| Literature DB >> 35950151 |
Shokoufeh Hajsadeghi1, Milad Gholizadeh Mesgarha2, Elahe Saberi Shahrbabaki3, Maryam Pishgahi4, Aria Ebadi Fard Azar2, Arash Pour Mohammad2.
Abstract
Cardiac adverse effects of the COVID-19 vaccine are very rare, myocarditis and pericarditis are the most common amid them, and constrictive pericarditis (CP) is reported to be restricted to a few cases following mRNA COVID-19 vaccines. We report a case of a 72-year-old male patient who developed symptoms of right-sided heart failure, which started after 8 days of receiving the third dose of inactivated virus COVID-19 vaccine and his diagnostic tests comprising transthoracic echocardiography, chest CT scan, cardiac magnetic resonance were in favor of CP. Ultimately, invasive cardiac catheterization confirmed the diagnosis of CP. Due to the lack of satisfactory response to corticosteroid therapy, pericardiectomy was performed, which gave rise to symptom relief progressively and substantially. Considering the temporal course of the patient's symptoms and exclusion of other possible etiologies based on the patient's medical history and diagnostic evaluation, immunization with the COVID-19 vaccine was recognized as a culprit for developing CP. Despite being a scarce phenomenon, the COVID-19 vaccine could have a tendency to provoke pericardial inflammation in so far as causing CP. Hence, physicians should have a high index of suspicion in these circumstances and accelerate the diagnostic investigation.Entities:
Keywords: Adverse effect; BBIBP-CorV (Vero Cells); COVID-19; Constrictive pericarditis; Inactivated vaccine; SARS-CoV-2
Year: 2022 PMID: 35950151 PMCID: PMC9355495 DOI: 10.1016/j.radcr.2022.07.021
Source DB: PubMed Journal: Radiol Case Rep ISSN: 1930-0433
Fig. 1Transthoracic echocardiography of the patient in four chamber view suspicious of pericardial thickening.
Fig. 2Mediastinal window of thoracic HRCT of the patient revealing bilateral pleural effusion (arrow heads) and evidence of mild to moderate pericardial thickening (pericardial width >2 mm) in inferior aspect of heart. HRCT, high-resolution computed tomography.
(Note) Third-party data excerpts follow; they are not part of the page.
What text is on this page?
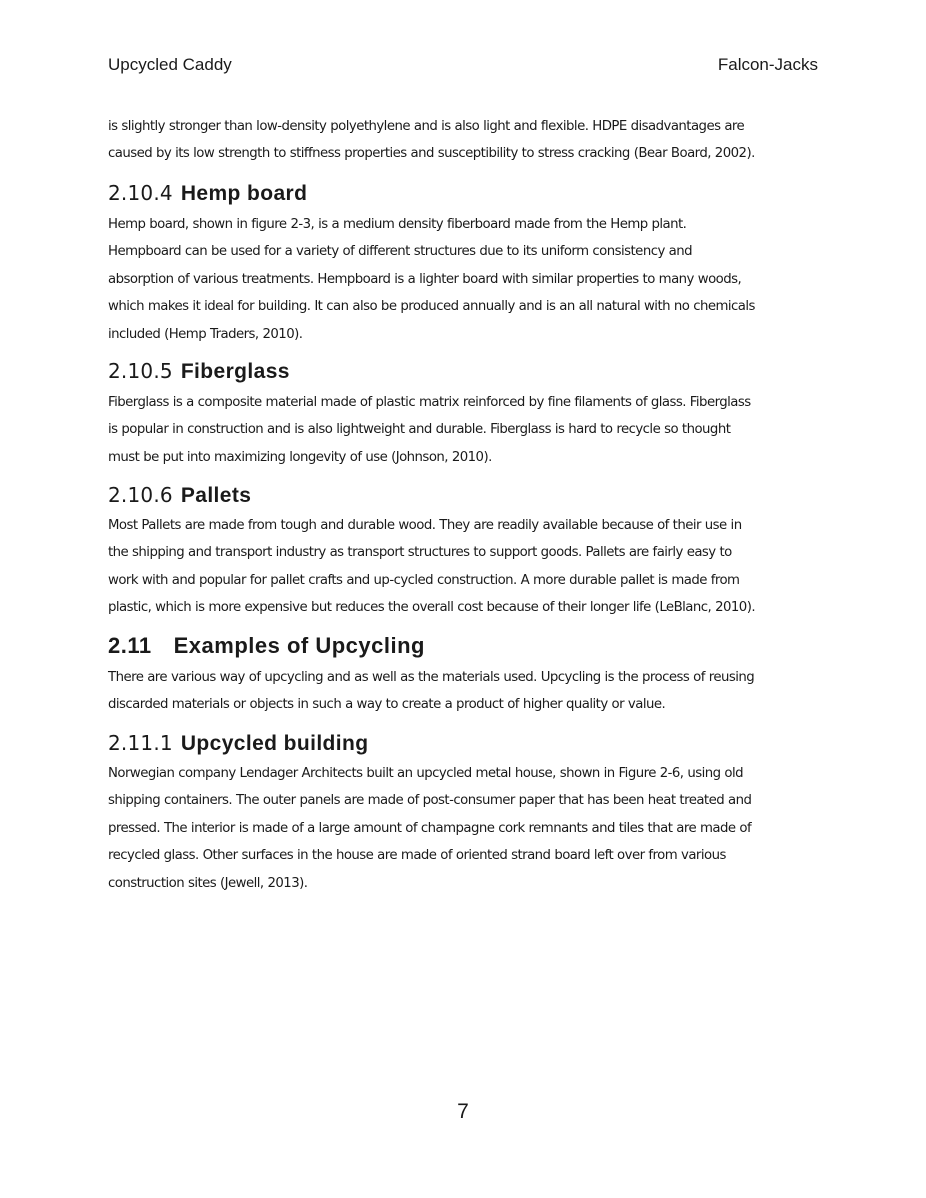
Upcycled Caddy	Falcon-Jacks

is slightly stronger than low-density polyethylene and is also light and flexible. HDPE disadvantages are

caused by its low strength to stiffness properties and susceptibility to stress cracking (Bear Board, 2002).

2.10.4 Hemp board

Hemp board, shown in figure 2-3, is a medium density fiberboard made from the Hemp plant.

Hempboard can be used for a variety of different structures due to its uniform consistency and

absorption of various treatments. Hempboard is a lighter board with similar properties to many woods,

which makes it ideal for building. It can also be produced annually and is an all natural with no chemicals

included (Hemp Traders, 2010).

2.10.5 Fiberglass

Fiberglass is a composite material made of plastic matrix reinforced by fine filaments of glass. Fiberglass

is popular in construction and is also lightweight and durable. Fiberglass is hard to recycle so thought

must be put into maximizing longevity of use (Johnson, 2010).

2.10.6 Pallets

Most Pallets are made from tough and durable wood. They are readily available because of their use in

the shipping and transport industry as transport structures to support goods. Pallets are fairly easy to

work with and popular for pallet crafts and up-cycled construction. A more durable pallet is made from

plastic, which is more expensive but reduces the overall cost because of their longer life (LeBlanc, 2010).

2.11 Examples of Upcycling

There are various way of upcycling and as well as the materials used. Upcycling is the process of reusing

discarded materials or objects in such a way to create a product of higher quality or value.

2.11.1 Upcycled building

Norwegian company Lendager Architects built an upcycled metal house, shown in Figure 2-6, using old

shipping containers. The outer panels are made of post-consumer paper that has been heat treated and

pressed. The interior is made of a large amount of champagne cork remnants and tiles that are made of

recycled glass. Other surfaces in the house are made of oriented strand board left over from various

construction sites (Jewell, 2013).

7
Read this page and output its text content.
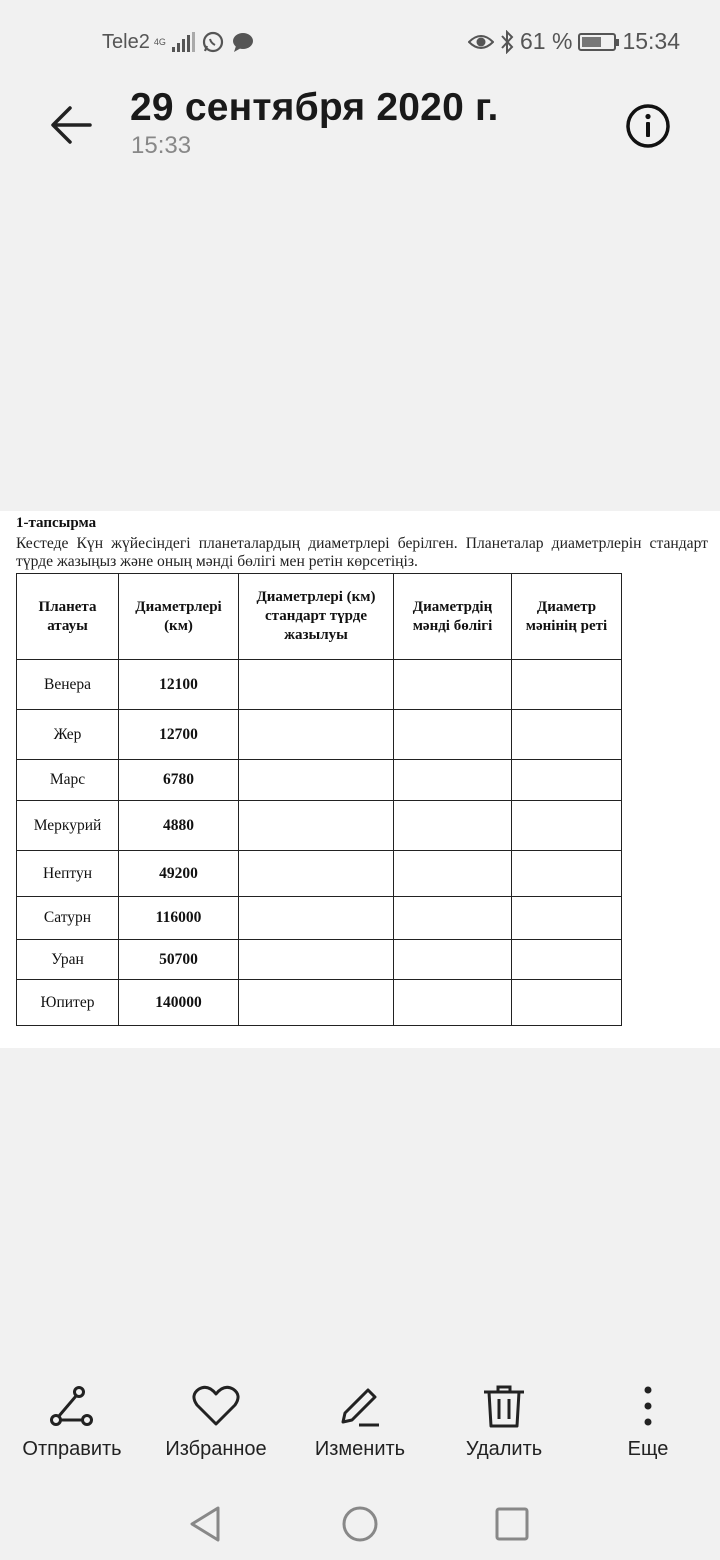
Tele2 4G	61 % 15:34
29 сентября 2020 г.
15:33
1-тапсырма
Кестеде Күн жүйесіндегі планеталардың диаметрлері берілген. Планеталар диаметрлерін стандарт түрде жазыңыз және оның мәнді бөлігі мен ретін көрсетіңіз.
Планета атауы	Диаметрлері (км)	Диаметрлері (км) стандарт түрде жазылуы	Диаметрдің мәнді бөлігі	Диаметр мәнінің реті
Венера	12100			
Жер	12700			
Марс	6780			
Меркурий	4880			
Нептун	49200			
Сатурн	116000			
Уран	50700			
Юпитер	140000			
Отправить	Избранное	Изменить	Удалить	Еще
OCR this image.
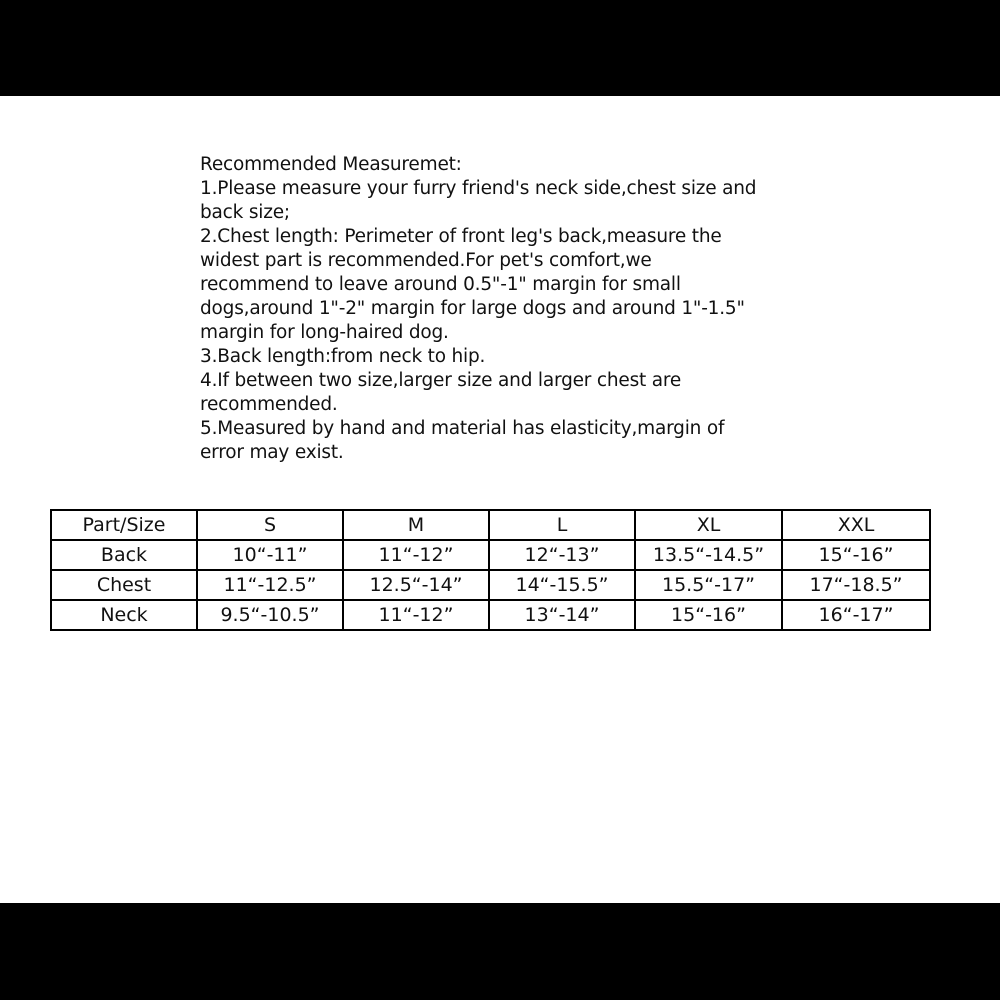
Recommended Measuremet:
1.Please measure your furry friend's neck side,chest size and
back size;
2.Chest length: Perimeter of front leg's back,measure the
widest part is recommended.For pet's comfort,we
recommend to leave around 0.5"-1" margin for small
dogs,around 1"-2" margin for large dogs and around 1"-1.5"
margin for long-haired dog.
3.Back length:from neck to hip.
4.If between two size,larger size and larger chest are
recommended.
5.Measured by hand and material has elasticity,margin of
error may exist.
Part/Size	S	M	L	XL	XXL
Back	10“-11”	11“-12”	12“-13”	13.5“-14.5”	15“-16”
Chest	11“-12.5”	12.5“-14”	14“-15.5”	15.5“-17”	17“-18.5”
Neck	9.5“-10.5”	11“-12”	13“-14”	15“-16”	16“-17”
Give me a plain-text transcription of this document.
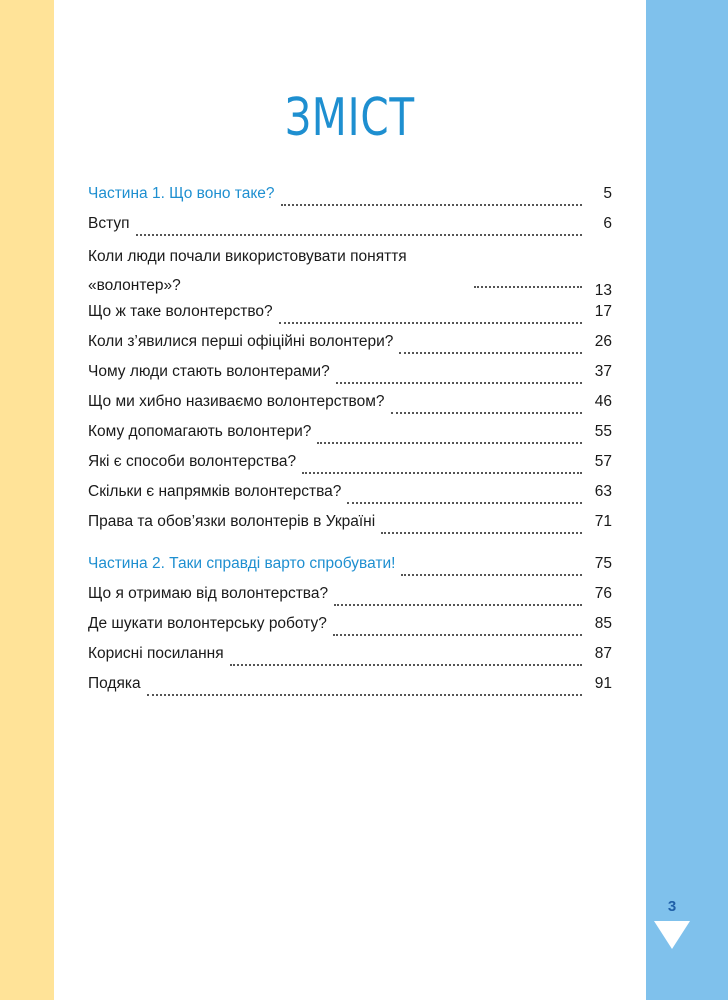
ЗМІСТ
Частина 1. Що воно таке?	5
Вступ	6
Коли люди почали використовувати поняття «волонтер»?	13
Що ж таке волонтерство?	17
Коли з’явилися перші офіційні волонтери?	26
Чому люди стають волонтерами?	37
Що ми хибно називаємо волонтерством?	46
Кому допомагають волонтери?	55
Які є способи волонтерства?	57
Скільки є напрямків волонтерства?	63
Права та обов’язки волонтерів в Україні	71
Частина 2. Таки справді варто спробувати!	75
Що я отримаю від волонтерства?	76
Де шукати волонтерську роботу?	85
Корисні посилання	87
Подяка	91
3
Fig. 3(Panel-A) Axial view Haste sequence shows circumferential thickening of the pericardium (white arrow). (Panel-B) Four-chamber view Cine SSFP sequence shows thickened and low signal pericardium (white arrow), bilateral large pleural effusion (Asterix). (Panel-C) Four-chamber Short Tau Inversion Recovery (STIR) sequence reveals hypersignal pericardium (orange arrow) suggestive of edema. (Panel-D and E) Short-axis view Cine Real-time navigator sequence demonstrates interventricular dependence (septal bounce) during deep inspiration (black arrow). (Panel-F) Four-chamber view Late Gadolinium Enhancement (LGE) sequence reveals thickened pericardium without enhancement.
Fig. 4Four-chamber catheterization of the patient demonstrating equalization of pressure within atriums and ventricles. (Panel-A) Systolic, diastolic, and end-diastolic pressures were 130/9/25 mm Hg in LV, and 42/14/25 mm Hg in RV, respectively; revealing similar pressure curves in ventricles in diastole, discernible with “dip-and-plateau” or “square root” pattern. (Panel-B) Elevation and equalization of RA pressure and pulmonary capillary wedge pressure (PCWP) with means of 25 mm Hg and 29 mm Hg, respectively. The RA curve depicts the “M” or “W” outline. (Panel-C) Pulmonary artery pressure measurement indicates mild pulmonary artery hypertension (an average of 27 mm Hg).